Add an existing diagram as a sub-diagram
Besides creating a new diagram as a sub-diagram, you can also use an existing diagram as a sub-diagram.
- Click on the Sub Diagrams resource icon again. But this time select Existing Diagrams...
- Choose the target diagram(s) in the Add Sub Diagrams window.
- You can browse the diagram based on the diagram category or based on the model hierarchy.
- Once you have picked the diagram, then press OK to confirm. After that, the selected diagram(s) will become sub-diagram(s) of your selected model element.
Navigation between a model element and its sub-diagrams
You can easily navigate between a model element and its sub-diagrams. To do this:
- Click on the Sub Diagrams resource icon.
- Select the target diagram from the popup menu. A preview of the target diagram will be shown next to the popup menu.
- Click on the target diagram to jump into it.
If the model element has a large number of sub-diagrams:
- Select More... from popup menu.
- Select to bring up the Open Sub Diagram pane.
- Select the diagram from the list. You can use the filter to find out the diagram you need.
- Double click on the diagram name to open it.
From the sub-diagram, you can navigate back to the parent model element by clicking on the link in the breadcrumb on top of the diagram.
Knowing which model element has sub-diagram(s)
You can easily remember which element possesses sub-diagram(s) when your project size is simple and small. However, when it becomes larger, it will become a difficult task to walk through each model element to see whether it contains sub-diagrams or not. To overcome this problem, you can turn on Model Indicator by selecting View > Model Indicator from the application toolbar.
By turning on the Model Indicator, the sub-diagram resource icons will be shown as long as the model element contains sub-diagram(s) even you are not selecting it. This helps you to identify the model element which has sub-diagram(s).
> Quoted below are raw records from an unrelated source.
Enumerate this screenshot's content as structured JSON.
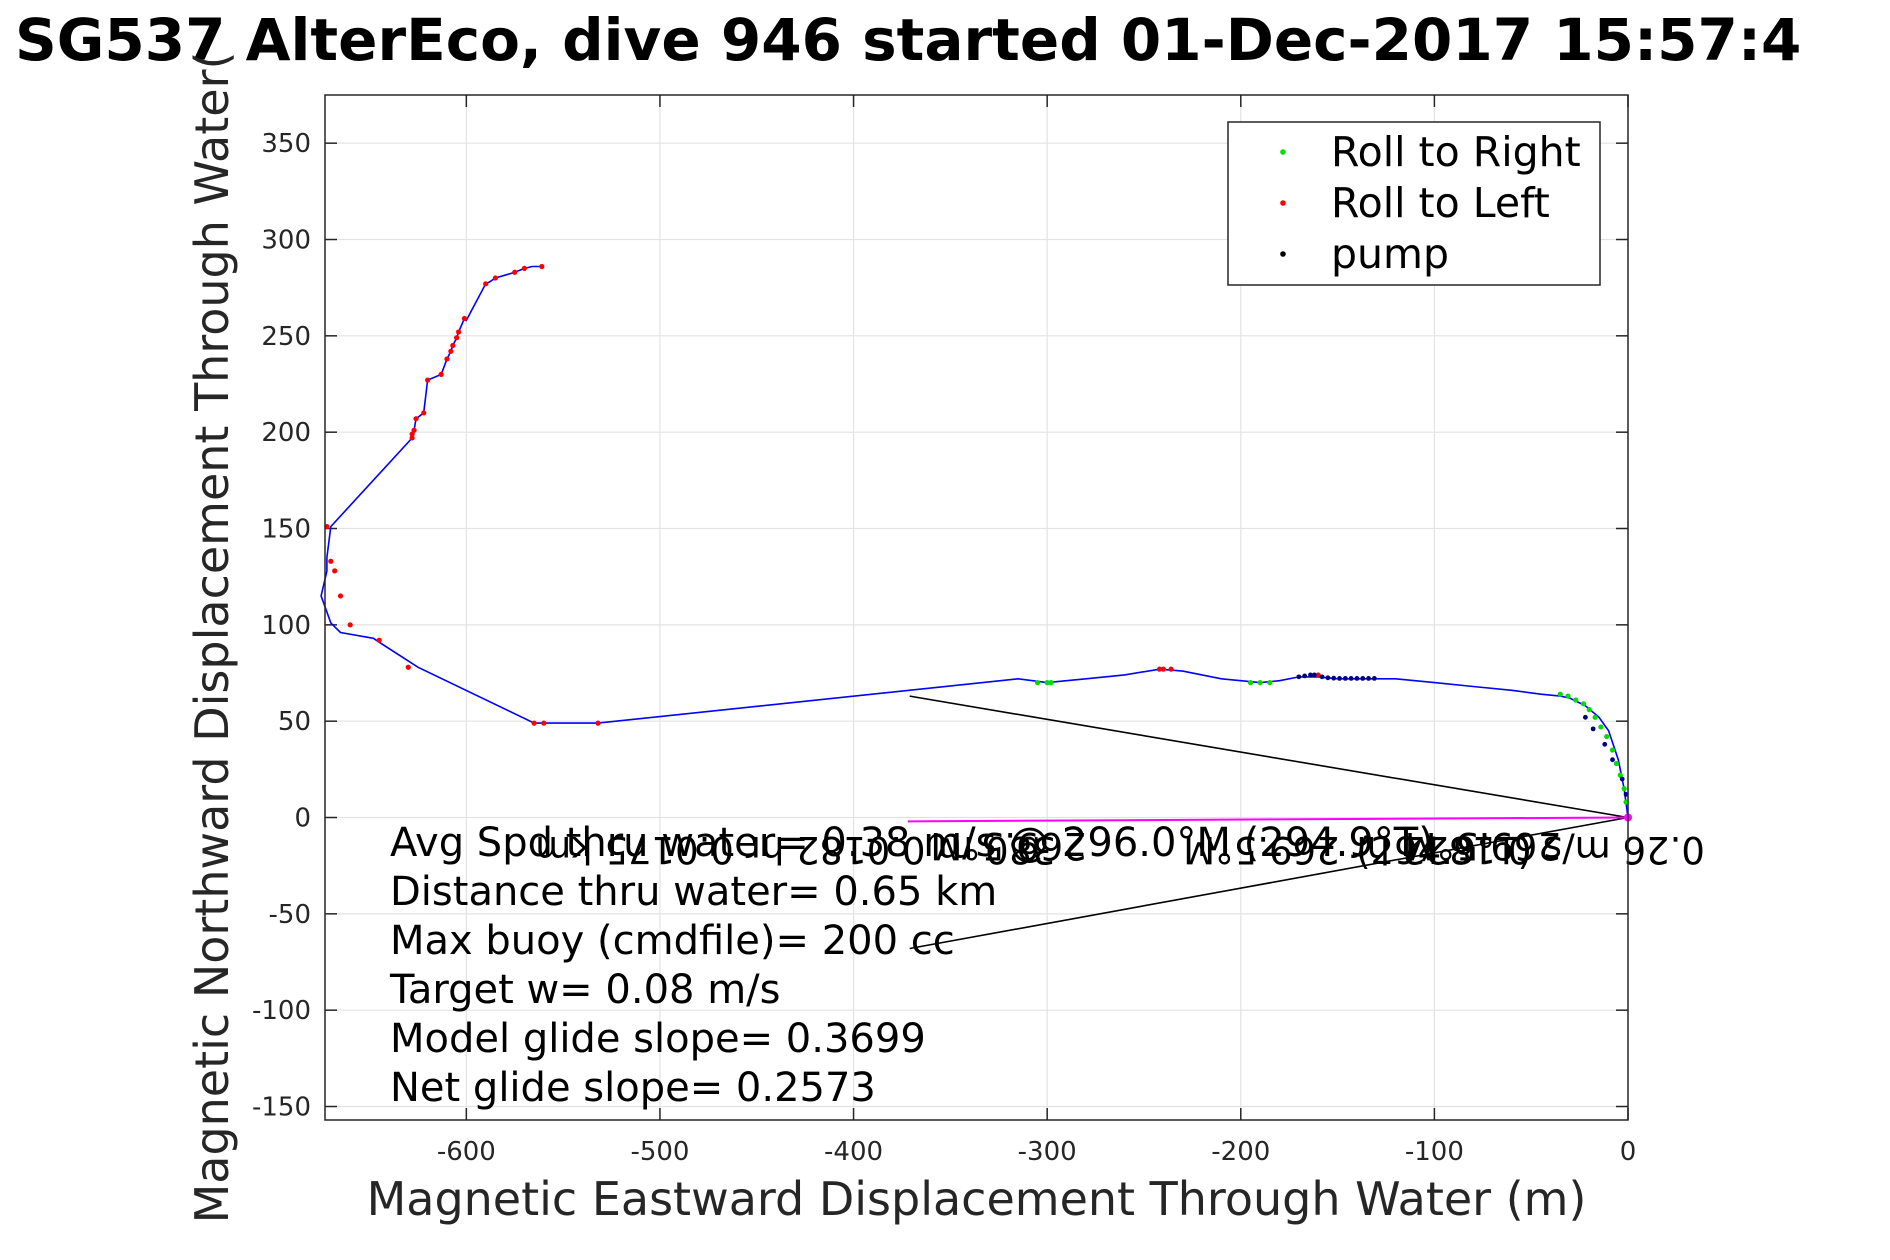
{
  "chart_data": {
    "type": "line",
    "title": "SG537 AlterEco, dive 946 started 01-Dec-2017 15:57:4",
    "xlabel": "Magnetic Eastward Displacement Through Water (m)",
    "ylabel": "Magnetic Northward Displacement Through Water(",
    "xlim": [
      -673,
      0
    ],
    "ylim": [
      -157,
      375
    ],
    "xticks": [
      -600,
      -500,
      -400,
      -300,
      -200,
      -100,
      0
    ],
    "yticks": [
      -150,
      -100,
      -50,
      0,
      50,
      100,
      150,
      200,
      250,
      300,
      350
    ],
    "grid": true,
    "legend_position": "top-right",
    "legend": [
      {
        "label": "Roll to Right",
        "color": "#00dd00"
      },
      {
        "label": "Roll to Left",
        "color": "#ff0000"
      },
      {
        "label": "pump",
        "color": "#000000"
      }
    ],
    "track": {
      "color": "#0000ff",
      "x": [
        0,
        -2,
        -5,
        -10,
        -15,
        -22,
        -30,
        -35,
        -45,
        -60,
        -80,
        -100,
        -120,
        -135,
        -150,
        -160,
        -165,
        -170,
        -180,
        -190,
        -210,
        -230,
        -242,
        -260,
        -280,
        -300,
        -315,
        -532,
        -560,
        -565,
        -625,
        -645,
        -648,
        -665,
        -670,
        -675,
        -672,
        -672,
        -670,
        -628,
        -627,
        -626,
        -622,
        -620,
        -613,
        -610,
        -608,
        -607,
        -605,
        -604,
        -601,
        -600,
        -590,
        -588,
        -585,
        -575,
        -570,
        -566,
        -561
      ],
      "y": [
        0,
        15,
        30,
        45,
        52,
        58,
        62,
        63,
        64,
        66,
        68,
        70,
        72,
        72,
        72,
        73,
        73,
        73,
        71,
        70,
        72,
        76,
        77,
        74,
        72,
        70,
        72,
        49,
        49,
        49,
        78,
        91,
        93,
        96,
        101,
        115,
        128,
        135,
        151,
        197,
        201,
        207,
        210,
        227,
        230,
        238,
        242,
        245,
        249,
        252,
        259,
        258,
        277,
        278,
        280,
        283,
        285,
        286,
        286
      ]
    },
    "roll_right": {
      "x": [
        -1,
        -2,
        -4,
        -6,
        -8,
        -11,
        -14,
        -17,
        -20,
        -23,
        -27,
        -31,
        -35,
        -300,
        -305,
        -298,
        -185,
        -190,
        -195
      ],
      "y": [
        8,
        15,
        22,
        28,
        35,
        42,
        47,
        52,
        56,
        59,
        61,
        63,
        64,
        70,
        70,
        70,
        70,
        70,
        70
      ]
    },
    "roll_left": {
      "x": [
        0,
        -672,
        -670,
        -668,
        -665,
        -660,
        -645,
        -630,
        -628,
        -565,
        -560,
        -532,
        -628,
        -627,
        -626,
        -622,
        -620,
        -613,
        -610,
        -608,
        -607,
        -605,
        -604,
        -601,
        -590,
        -585,
        -575,
        -570,
        -561,
        -240,
        -236,
        -242,
        -160
      ],
      "y": [
        0,
        151,
        133,
        128,
        115,
        100,
        92,
        78,
        197,
        49,
        49,
        49,
        199,
        201,
        207,
        210,
        227,
        230,
        238,
        242,
        245,
        249,
        252,
        259,
        277,
        280,
        283,
        285,
        286,
        77,
        77,
        77,
        74
      ]
    },
    "pump": {
      "x": [
        -1,
        -3,
        -8,
        -12,
        -18,
        -22,
        -170,
        -167,
        -164,
        -162,
        -158,
        -155,
        -152,
        -149,
        -146,
        -143,
        -140,
        -137,
        -134,
        -131
      ],
      "y": [
        12,
        20,
        30,
        38,
        46,
        52,
        73,
        73.5,
        74,
        74,
        73,
        72.5,
        72.3,
        72.2,
        72.2,
        72.2,
        72.2,
        72.2,
        72.2,
        72.2
      ]
    },
    "current_vector": {
      "color": "#ff00ff",
      "x": [
        0,
        -372
      ],
      "y": [
        0,
        -2
      ]
    },
    "heading_lines": [
      {
        "x": [
          0,
          -371
        ],
        "y": [
          0,
          63
        ]
      },
      {
        "x": [
          0,
          -371
        ],
        "y": [
          0,
          -68
        ]
      }
    ],
    "annotations": [
      {
        "text": "269.5°M",
        "x": -75,
        "y": -8,
        "mirrored": true
      },
      {
        "text": "0.26 m/s 0.1822 hr 269.5°M",
        "x": -95,
        "y": -10,
        "mirrored": true
      },
      {
        "text": "269.5°M",
        "x": -320,
        "y": -8,
        "mirrored": true
      },
      {
        "text": "380 m 0.0182 hr  0.0175 km",
        "x": -430,
        "y": -10,
        "mirrored": true
      },
      {
        "text": "(294.9°T)",
        "x": -95,
        "y": -18,
        "mirrored": false
      }
    ],
    "stats": [
      "Avg Spd thru water= 0.38 m/s @ 296.0°M (294.9°T)",
      "Distance thru water=  0.65 km",
      "Max buoy (cmdfile)= 200 cc",
      "Target w= 0.08 m/s",
      "Model glide slope= 0.3699",
      "Net glide slope= 0.2573"
    ]
  }
}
Sub-diagram and model structure
When creating a sub-diagram or associating an existing diagram as a sub-diagram, the diagram itself and its containing Master View elements will become the children of the selected model element. Thus, the model structure would be changed when you create sub-diagrams.
Typical usage of a sub-diagram
The major usage of a sub-diagram is to elaborate the details of a particular element. Below are some typical usages where the sub-diagrams are helpful.
Elaborate a use case using UML Activity Diagram and Sequence Diagram
A use case is used to model the goal which user wants to achieve when using the system. However, use case itself does not involve any detail about how to achieve this goal. Instead, it contains various scenarios and each scenario becomes a possible execution path in the system.
In order to model the detail interactions between users and the system or even between different models of the system in each execution path, we can use UML Sequence Diagram. Furthermore, we can also use Activity Diagram to model the overall flow logic of the use case.
Elaborate the internal stage change of a class
While classes are the basic construct for building a system, class model focus on the static structure of the system. We can make use of the State Machine Diagram to model the internal state change of a class against the external events in a runtime. This helps us to understand the dynamic behavior of a class.
Elaborate BPMN activity with sub-process diagram
The sub-process in a standard BPMN notation provides abstraction for internal details by creating sub-process diagram(s) for elaboration.